We did not find a significant difference in the incidence of immunological complications such as PRCA or post-transplant immune hemolytic anemia; this observation may be due to the limited number of patients enrolled in this study and requires further studies.

This study has several limitations that deserve to be analyzed, in particular the retrospective and monocentric nature of the study, and the heterogeneity of the patient’s population. Moreover, the decision to administer rituximab in patients with major or bidirectional ABO incompatibility was started in 2016 and since then 15 out of 66 patients did not receive rituximab because of a low anti-donor isohemagglutinins titer.
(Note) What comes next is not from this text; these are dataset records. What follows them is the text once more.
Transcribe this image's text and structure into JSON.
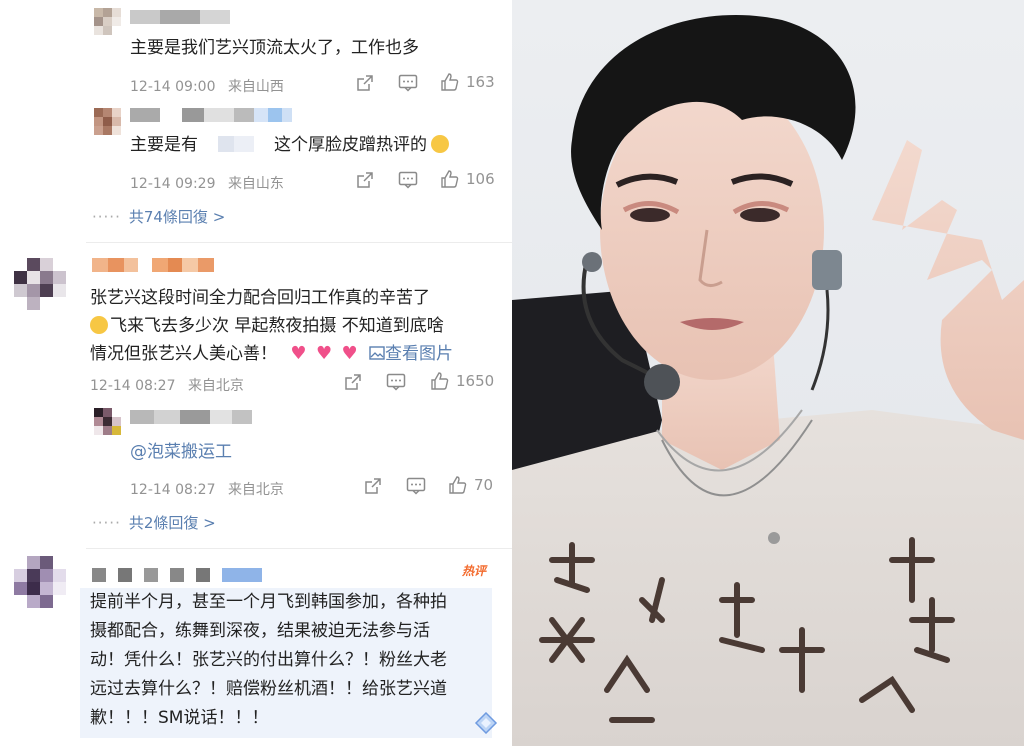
{
  "comments": [
    {
      "text": "主要是我们艺兴顶流太火了，工作也多",
      "time": "12-14 09:00",
      "location": "来自山西",
      "likes": "163"
    },
    {
      "text_before": "主要是有",
      "text_after": "这个厚脸皮蹭热评的",
      "time": "12-14 09:29",
      "location": "来自山东",
      "likes": "106"
    },
    {
      "more": "共74條回復 >"
    },
    {
      "lines": [
        "张艺兴这段时间全力配合回归工作真的辛苦了",
        "飞来飞去多少次 早起熬夜拍摄 不知道到底啥",
        "情况但张艺兴人美心善！"
      ],
      "view_image": "查看图片",
      "time": "12-14 08:27",
      "location": "来自北京",
      "likes": "1650"
    },
    {
      "mention": "@泡菜搬运工",
      "time": "12-14 08:27",
      "location": "来自北京",
      "likes": "70"
    },
    {
      "more": "共2條回復 >"
    },
    {
      "hot_label": "热评",
      "lines": [
        "提前半个月，甚至一个月飞到韩国参加，各种拍",
        "摄都配合，练舞到深夜，结果被迫无法参与活",
        "动！凭什么！张艺兴的付出算什么？！粉丝大老",
        "远过去算什么？！赔偿粉丝机酒！！给张艺兴道",
        "歉！！！SM说话！！！"
      ]
    }
  ],
  "icons": {
    "share": "share-icon",
    "comment": "comment-icon",
    "like": "thumbs-up-icon",
    "emoji_laugh": "grinning-face-emoji",
    "emoji_cry": "crying-face-emoji",
    "emoji_heart": "heart-emoji",
    "image": "image-icon"
  },
  "colors": {
    "link": "#5a7fb0",
    "meta": "#939393",
    "hot": "#f36b2e",
    "hot_bg": "#eef3fb"
  }
}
We also acknowledge that the control group was not made up of consecutive patients. Despite this negative selection bias, the rituximab group seemed to have a better outcome concerning time to RBC engraftment compared with the control group, so we may speculate that a comparison between more homogeneous groups should at least confirm the results of this study. A matched analysis for anti-donor isohemagglutinins titer would resolve this issue but it was not statistically feasible due to the small number of patients enrolled.

Despite the better time to RBC engraftment, we could not demonstrate a significant reduction in the median number of RBC units transfused after transplant for patients treated with rituximab. We are tempted to speculate that this may be related to the high heterogeneity of the patient populations and the broad variability of the number of RBC units required by the two groups.

The use of rituximab in the peri-transplant setting can potentially increase the infection risk. In our study, patients who received rituximab experienced a significant impairment in the post-transplant CD19+ B cells reconstitution up to 180 days after transplant, which completely resolved at day +360 after transplant and the same applied to gamma globulin level. Nevertheless, this result did not translate into a greater necessity to infuse IVIG in the rituximab group, and the gamma globulin level was similar in the two groups at day +360 after transplant.

The B cell reconstitution impairment in the rituximab group was associated with an increased rate of CMV reactivations. With the use of pre-emptive therapy, none of the patients in the rituximab group experienced CMV disease. The problem of CMV reactivation could probably be mitigated by the introduction of prophylaxis with Letermovir, which was not available in the years investigated in this study. Moreover, it must be considered that rituximab and Letermovir prophylaxis significantly increase the economic burden of the transplant procedure.

Previous reports suggested that rituximab administration before transplant may have a role in reducing the risk of both acute [27, 28] and chronic GVHD [29, 30]. In our study, we did not find a significant difference in the incidence of acute or chronic GVHD in the two study groups. This could be explained by the broad use of anti-thymocyte globulin for the prophylaxis of GVHD in the two study groups.

In conclusion, the result of this study suggests that rituximab added to conditioning regimens is feasible, safe, and can improve time to RBC engraftment after a major ABO-incompatible transplant. Additional studies are needed to understand the role of rituximab on infection risk and long-term effects on engraftment and transplant outcome.